A - ADDRESS patients’ questions and any concerns about influenza vaccines, including for example, side effects, safety, and vaccine effectiveness in plain and understandable language. Acknowledge that while people who get an influenza vaccine may still get sick, there are studies to show that their illness may be less severe.
“A flu vaccine cannot cause flu infection. The most common side effects of an influenza vaccine are mild, like redness, swelling, soreness, or low-grade fever. This should go away within a few days. Flu vaccines protect against flu illness but aren’t 100% effective, so even if you get vaccinated you might still become sick with flu. It’s important to get your flu vaccine because studies show that even if you do get sick, vaccination may make your flu illness less severe.”
R - REMIND patients that influenza vaccines help protect them and their loved ones from serious influenza illness and complications.
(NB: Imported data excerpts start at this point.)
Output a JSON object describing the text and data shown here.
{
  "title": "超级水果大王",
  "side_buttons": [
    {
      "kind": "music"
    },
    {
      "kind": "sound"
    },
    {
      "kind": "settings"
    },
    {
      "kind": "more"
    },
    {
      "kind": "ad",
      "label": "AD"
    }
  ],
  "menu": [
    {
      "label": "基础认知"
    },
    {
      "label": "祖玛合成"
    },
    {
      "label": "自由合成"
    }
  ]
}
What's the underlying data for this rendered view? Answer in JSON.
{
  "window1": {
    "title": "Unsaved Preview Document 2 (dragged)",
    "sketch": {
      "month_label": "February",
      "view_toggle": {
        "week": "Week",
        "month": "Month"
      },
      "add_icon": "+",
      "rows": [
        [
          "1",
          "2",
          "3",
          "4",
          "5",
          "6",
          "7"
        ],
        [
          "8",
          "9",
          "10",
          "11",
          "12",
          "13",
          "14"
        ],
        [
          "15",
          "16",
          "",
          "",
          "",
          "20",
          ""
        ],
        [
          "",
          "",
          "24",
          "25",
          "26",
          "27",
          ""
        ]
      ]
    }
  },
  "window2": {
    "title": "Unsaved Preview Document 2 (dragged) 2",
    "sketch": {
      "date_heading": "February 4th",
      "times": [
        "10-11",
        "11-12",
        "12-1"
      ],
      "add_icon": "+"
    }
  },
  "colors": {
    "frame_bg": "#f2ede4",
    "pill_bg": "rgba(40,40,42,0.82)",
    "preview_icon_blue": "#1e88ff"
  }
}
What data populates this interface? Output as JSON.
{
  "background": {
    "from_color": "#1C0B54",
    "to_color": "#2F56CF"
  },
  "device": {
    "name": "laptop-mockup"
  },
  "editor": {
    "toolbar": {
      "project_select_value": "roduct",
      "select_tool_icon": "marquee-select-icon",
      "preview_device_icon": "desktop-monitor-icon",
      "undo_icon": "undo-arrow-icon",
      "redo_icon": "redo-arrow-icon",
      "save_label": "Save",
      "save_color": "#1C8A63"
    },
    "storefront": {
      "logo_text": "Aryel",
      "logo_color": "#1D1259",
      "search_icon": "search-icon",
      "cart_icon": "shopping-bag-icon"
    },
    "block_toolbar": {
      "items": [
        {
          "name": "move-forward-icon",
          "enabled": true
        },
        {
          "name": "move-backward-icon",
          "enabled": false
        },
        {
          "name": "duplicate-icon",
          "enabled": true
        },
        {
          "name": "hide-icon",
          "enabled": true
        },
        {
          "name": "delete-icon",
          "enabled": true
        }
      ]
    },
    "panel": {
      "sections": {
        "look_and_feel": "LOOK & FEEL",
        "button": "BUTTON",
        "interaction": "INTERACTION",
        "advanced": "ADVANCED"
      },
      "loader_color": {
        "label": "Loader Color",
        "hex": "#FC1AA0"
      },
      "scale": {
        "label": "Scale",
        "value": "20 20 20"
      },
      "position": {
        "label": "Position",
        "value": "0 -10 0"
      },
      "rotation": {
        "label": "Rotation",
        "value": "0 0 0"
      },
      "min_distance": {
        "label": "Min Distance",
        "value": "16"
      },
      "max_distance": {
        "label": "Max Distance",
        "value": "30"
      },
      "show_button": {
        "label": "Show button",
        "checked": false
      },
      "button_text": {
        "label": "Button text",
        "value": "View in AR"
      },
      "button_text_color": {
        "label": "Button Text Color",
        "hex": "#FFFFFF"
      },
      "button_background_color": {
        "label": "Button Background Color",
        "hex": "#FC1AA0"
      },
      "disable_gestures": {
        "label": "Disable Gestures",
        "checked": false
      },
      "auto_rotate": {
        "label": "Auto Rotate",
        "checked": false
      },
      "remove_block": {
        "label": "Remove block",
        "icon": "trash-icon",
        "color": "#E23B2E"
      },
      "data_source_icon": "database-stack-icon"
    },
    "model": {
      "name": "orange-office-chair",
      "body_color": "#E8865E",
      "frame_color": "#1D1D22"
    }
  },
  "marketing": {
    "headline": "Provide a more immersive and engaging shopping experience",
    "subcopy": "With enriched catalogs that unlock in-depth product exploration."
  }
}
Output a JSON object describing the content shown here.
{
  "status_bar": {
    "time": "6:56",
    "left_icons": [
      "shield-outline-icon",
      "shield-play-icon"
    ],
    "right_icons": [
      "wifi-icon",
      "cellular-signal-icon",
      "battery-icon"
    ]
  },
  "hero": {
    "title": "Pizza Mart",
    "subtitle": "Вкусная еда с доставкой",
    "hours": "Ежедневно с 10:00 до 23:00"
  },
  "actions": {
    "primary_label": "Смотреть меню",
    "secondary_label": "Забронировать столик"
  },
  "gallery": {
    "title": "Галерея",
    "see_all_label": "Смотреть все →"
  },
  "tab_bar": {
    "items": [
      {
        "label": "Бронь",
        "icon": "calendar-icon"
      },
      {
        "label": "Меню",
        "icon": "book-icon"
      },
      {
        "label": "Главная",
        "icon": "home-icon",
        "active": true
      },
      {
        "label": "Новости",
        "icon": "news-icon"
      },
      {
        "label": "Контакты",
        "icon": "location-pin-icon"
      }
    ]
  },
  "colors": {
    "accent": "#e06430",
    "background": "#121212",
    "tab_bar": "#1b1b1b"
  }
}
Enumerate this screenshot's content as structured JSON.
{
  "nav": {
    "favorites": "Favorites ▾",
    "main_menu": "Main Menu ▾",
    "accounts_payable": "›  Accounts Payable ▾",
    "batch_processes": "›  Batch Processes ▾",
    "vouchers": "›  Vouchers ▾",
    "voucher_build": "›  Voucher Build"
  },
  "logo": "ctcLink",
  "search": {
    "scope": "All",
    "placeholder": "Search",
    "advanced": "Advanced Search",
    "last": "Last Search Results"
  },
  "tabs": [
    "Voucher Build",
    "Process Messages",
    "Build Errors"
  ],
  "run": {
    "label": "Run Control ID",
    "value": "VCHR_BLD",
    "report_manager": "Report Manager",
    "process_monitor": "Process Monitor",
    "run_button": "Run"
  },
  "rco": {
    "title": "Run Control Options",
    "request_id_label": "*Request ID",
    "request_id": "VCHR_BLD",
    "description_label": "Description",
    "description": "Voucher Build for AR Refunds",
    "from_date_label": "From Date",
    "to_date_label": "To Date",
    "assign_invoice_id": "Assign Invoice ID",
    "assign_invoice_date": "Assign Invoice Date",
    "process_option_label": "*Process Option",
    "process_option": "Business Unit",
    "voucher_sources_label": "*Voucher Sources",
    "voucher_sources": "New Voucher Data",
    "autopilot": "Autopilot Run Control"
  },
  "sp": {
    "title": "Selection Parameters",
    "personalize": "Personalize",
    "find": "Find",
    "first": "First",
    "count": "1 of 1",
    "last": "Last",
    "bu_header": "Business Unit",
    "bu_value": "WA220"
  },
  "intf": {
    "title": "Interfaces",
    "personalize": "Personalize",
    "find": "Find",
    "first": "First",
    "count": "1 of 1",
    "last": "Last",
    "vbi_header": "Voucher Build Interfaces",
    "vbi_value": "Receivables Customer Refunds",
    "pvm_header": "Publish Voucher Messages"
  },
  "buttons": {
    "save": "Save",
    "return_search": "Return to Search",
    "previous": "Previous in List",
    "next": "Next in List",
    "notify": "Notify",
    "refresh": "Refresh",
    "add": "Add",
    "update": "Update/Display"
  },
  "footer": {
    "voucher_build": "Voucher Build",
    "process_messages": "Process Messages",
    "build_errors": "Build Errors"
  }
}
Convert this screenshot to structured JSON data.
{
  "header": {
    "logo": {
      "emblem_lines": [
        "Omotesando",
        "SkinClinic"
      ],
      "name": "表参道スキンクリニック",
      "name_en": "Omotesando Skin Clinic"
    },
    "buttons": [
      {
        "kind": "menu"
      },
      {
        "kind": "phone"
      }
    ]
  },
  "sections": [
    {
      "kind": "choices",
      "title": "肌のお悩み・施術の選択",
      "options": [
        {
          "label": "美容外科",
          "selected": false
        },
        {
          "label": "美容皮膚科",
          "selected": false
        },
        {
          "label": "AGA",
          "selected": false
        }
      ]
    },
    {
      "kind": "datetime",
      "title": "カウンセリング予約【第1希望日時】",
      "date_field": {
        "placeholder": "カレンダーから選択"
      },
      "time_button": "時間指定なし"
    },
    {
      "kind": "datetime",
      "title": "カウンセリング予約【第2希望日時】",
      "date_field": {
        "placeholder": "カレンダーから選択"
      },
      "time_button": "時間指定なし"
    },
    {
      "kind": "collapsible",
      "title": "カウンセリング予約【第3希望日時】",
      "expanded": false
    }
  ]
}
“Flu activity is going to start to pick up, and CDC says to expect more cases in the coming months. That is why I want to make sure I help protect you and your loved ones against flu and its potentially serious complications.”
E - EXPLAIN the potential costs of getting influenza, including potential serious health effects for the patient and time lost (such as missing work or family obligations), financial costs, and potentially spreading flu to more vulnerable family and friends.
“It’s important to vaccinate your children this season because flu vaccination can reduce potential flu illnesses, doctor visits, hospitalizations, and even death. Vaccination can also keep your children from missing school, and you from missing work due to flu, and can protect those around you who are more vulnerable to potentially serious flu complications.